Alphabet resembles nothing more than a multibillion-dollar “man cave”. There is a laptop in the corner, where the inhabitant does some work to make the rent. But then there’s all this, like, y’know, cool stuff littered around to play with.
At the risk of sounding like the genius who forecast a world demand for computers of five units, few of these investments are likely to pay off. The first reason is that many of the inventions are supposed to make money in the physical world, where the digital duo of Page and Brin are tourists. The second reason is the very coolness of the concepts. The failure rate for these has historically been high. Think of the Segway, relegated as a mode of transport to sightseers and accident-prone photographers. Think of amphibious automobiles.
Alphabet’s driverless cars are likely to be buyerless too, because of their perceived vulnerability to hacking. The market for BigDog, a slow, noisy, military robo-mule, looks limited to soldiers who don’t mind their enemies knowing they’re coming.
A counterblast to such naysaying comes from Saul Klein, a respected British serial entrepreneur and venture capitalist. He insists: “These businesses have become extremely valuable because of the drive and vision of the founders. It’s economically rational to retain them for value creation.”

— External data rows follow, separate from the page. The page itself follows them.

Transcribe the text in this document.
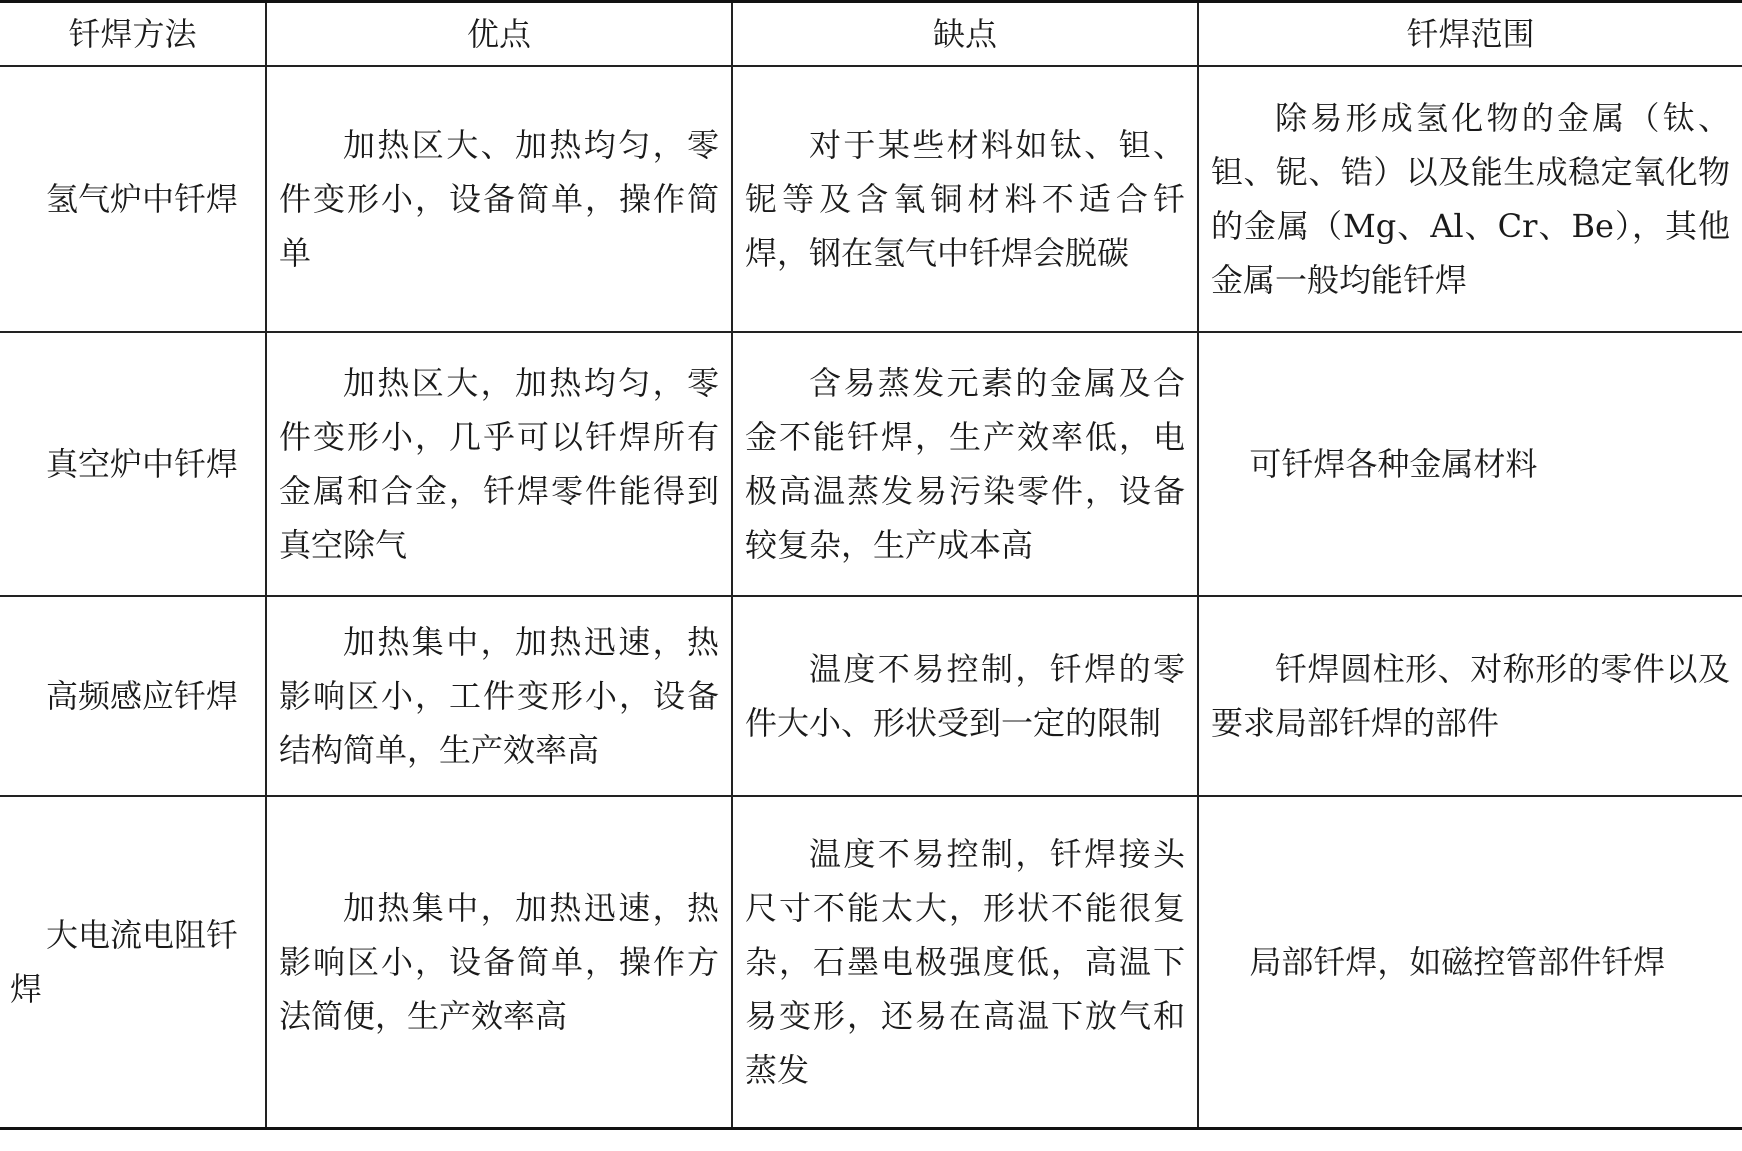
钎焊方法	优点	缺点	钎焊范围

氢气炉中钎焊	加热区大、加热均匀，零件变形小，设备简单，操作简单	对于某些材料如钛、钽、铌等及含氧铜材料不适合钎焊，钢在氢气中钎焊会脱碳	除易形成氢化物的金属（钛、钽、铌、锆）以及能生成稳定氧化物的金属（Mg、Al、Cr、Be），其他金属一般均能钎焊

真空炉中钎焊	加热区大，加热均匀，零件变形小，几乎可以钎焊所有金属和合金，钎焊零件能得到真空除气	含易蒸发元素的金属及合金不能钎焊，生产效率低，电极高温蒸发易污染零件，设备较复杂，生产成本高	可钎焊各种金属材料

高频感应钎焊	加热集中，加热迅速，热影响区小，工件变形小，设备结构简单，生产效率高	温度不易控制，钎焊的零件大小、形状受到一定的限制	钎焊圆柱形、对称形的零件以及要求局部钎焊的部件

大电流电阻钎焊	加热集中，加热迅速，热影响区小，设备简单，操作方法简便，生产效率高	温度不易控制，钎焊接头尺寸不能太大，形状不能很复杂，石墨电极强度低，高温下易变形，还易在高温下放气和蒸发	局部钎焊，如磁控管部件钎焊
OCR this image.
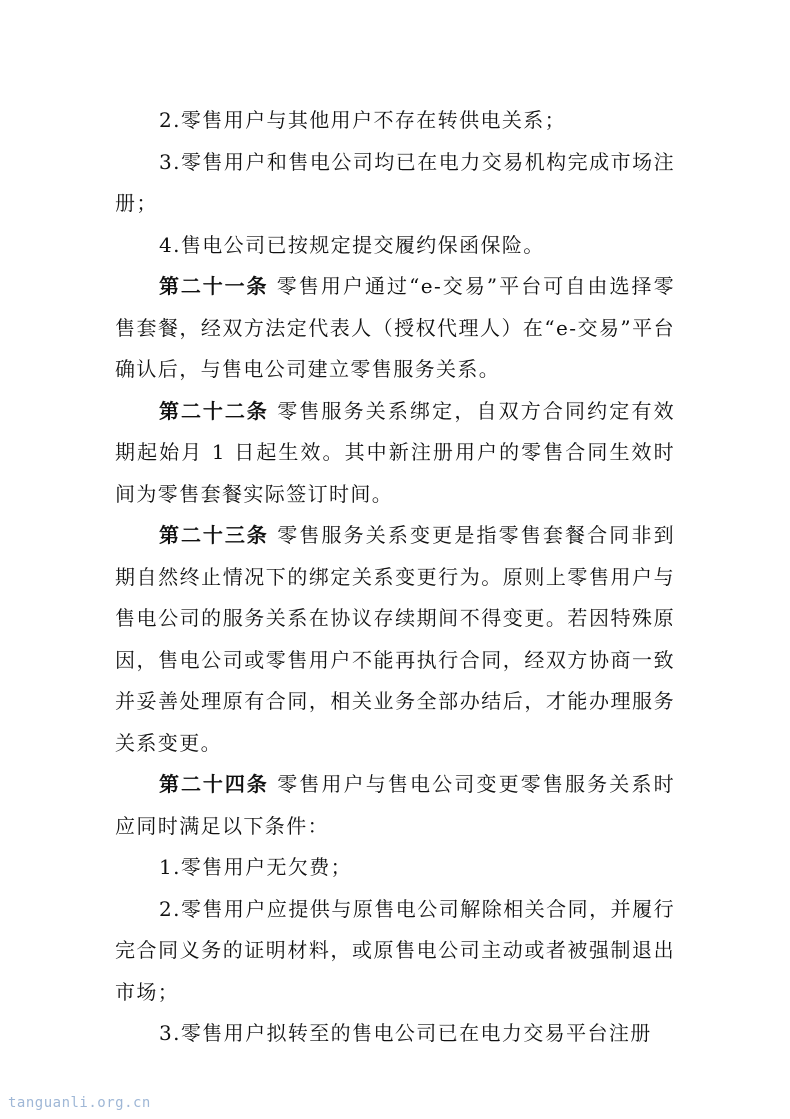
2.零售用户与其他用户不存在转供电关系；

3.零售用户和售电公司均已在电力交易机构完成市场注册；

4.售电公司已按规定提交履约保函保险。

第二十一条 零售用户通过“e-交易”平台可自由选择零售套餐，经双方法定代表人（授权代理人）在“e-交易”平台确认后，与售电公司建立零售服务关系。

第二十二条 零售服务关系绑定，自双方合同约定有效期起始月 1 日起生效。其中新注册用户的零售合同生效时间为零售套餐实际签订时间。

第二十三条 零售服务关系变更是指零售套餐合同非到期自然终止情况下的绑定关系变更行为。原则上零售用户与售电公司的服务关系在协议存续期间不得变更。若因特殊原因，售电公司或零售用户不能再执行合同，经双方协商一致并妥善处理原有合同，相关业务全部办结后，才能办理服务关系变更。

第二十四条 零售用户与售电公司变更零售服务关系时应同时满足以下条件：

1.零售用户无欠费；

2.零售用户应提供与原售电公司解除相关合同，并履行完合同义务的证明材料，或原售电公司主动或者被强制退出市场；

3.零售用户拟转至的售电公司已在电力交易平台注册

tanguanli.org.cn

Sir Martin Sorrell, the British entrepreneur who built a small company called Wire and Plastic Products into WPP, the world’s largest communications group, also admires the freedom the US market gives. There, founders may wield voting rights greater than their economic stake. Sir Martin says: “The geared voting structure is advantageous. It enables successful entrepreneurs to run companies more effectively.”
Disruption, he adds, “is Google’s business”. Disruption upsets incumbents, and a good thing too. But tech entrepreneurs and fans who have supped of their Californian Kool-Aid too easily demand special rights under that banner. Bruce Kogut, a professor at Columbia Business School in New York, sees this as a retread of the “Great Man” theory articulated by the 19th-century thinker Thomas Carlyle. Human progress, this proposes, depends on the efforts of a few brilliant individuals.
Online taxi group Uber waves the flag of disruption lustily in its battles with local regulators. In reality, it has combined genuine customer liberation with slaloming round local transport rules, some of which are there to protect the public.
Amazon is a superb online retailer. But complex tax strategies and tough employment policies account for at least some of its success.
Big tech groups are particularly prone to conflict with officialdom because their culture is imbued with the restless and sometimes aggressive character of their founders. Mr Klein says: “Conversations between grown-up institutions and these companies can be like a conversation between a five-year-old and a 50-year-old.” Incomprehension may be mutual.
Some have argued, after a New York Times exposé of workplace practices at Amazon, that it doesn’t matter if a company is seen as nasty or arrogant, or appears to be. They are wrong. If you are seen in that way, powerful people, particularly politicians, have an incentive to hurt you. It is bad business.
As the latest wave of US tech giants grows ever bigger, they need to learn to deploy the emollient, tactical culture of those stuffy multinationals headquartered in old cities such as New York and London. There is a reason for it.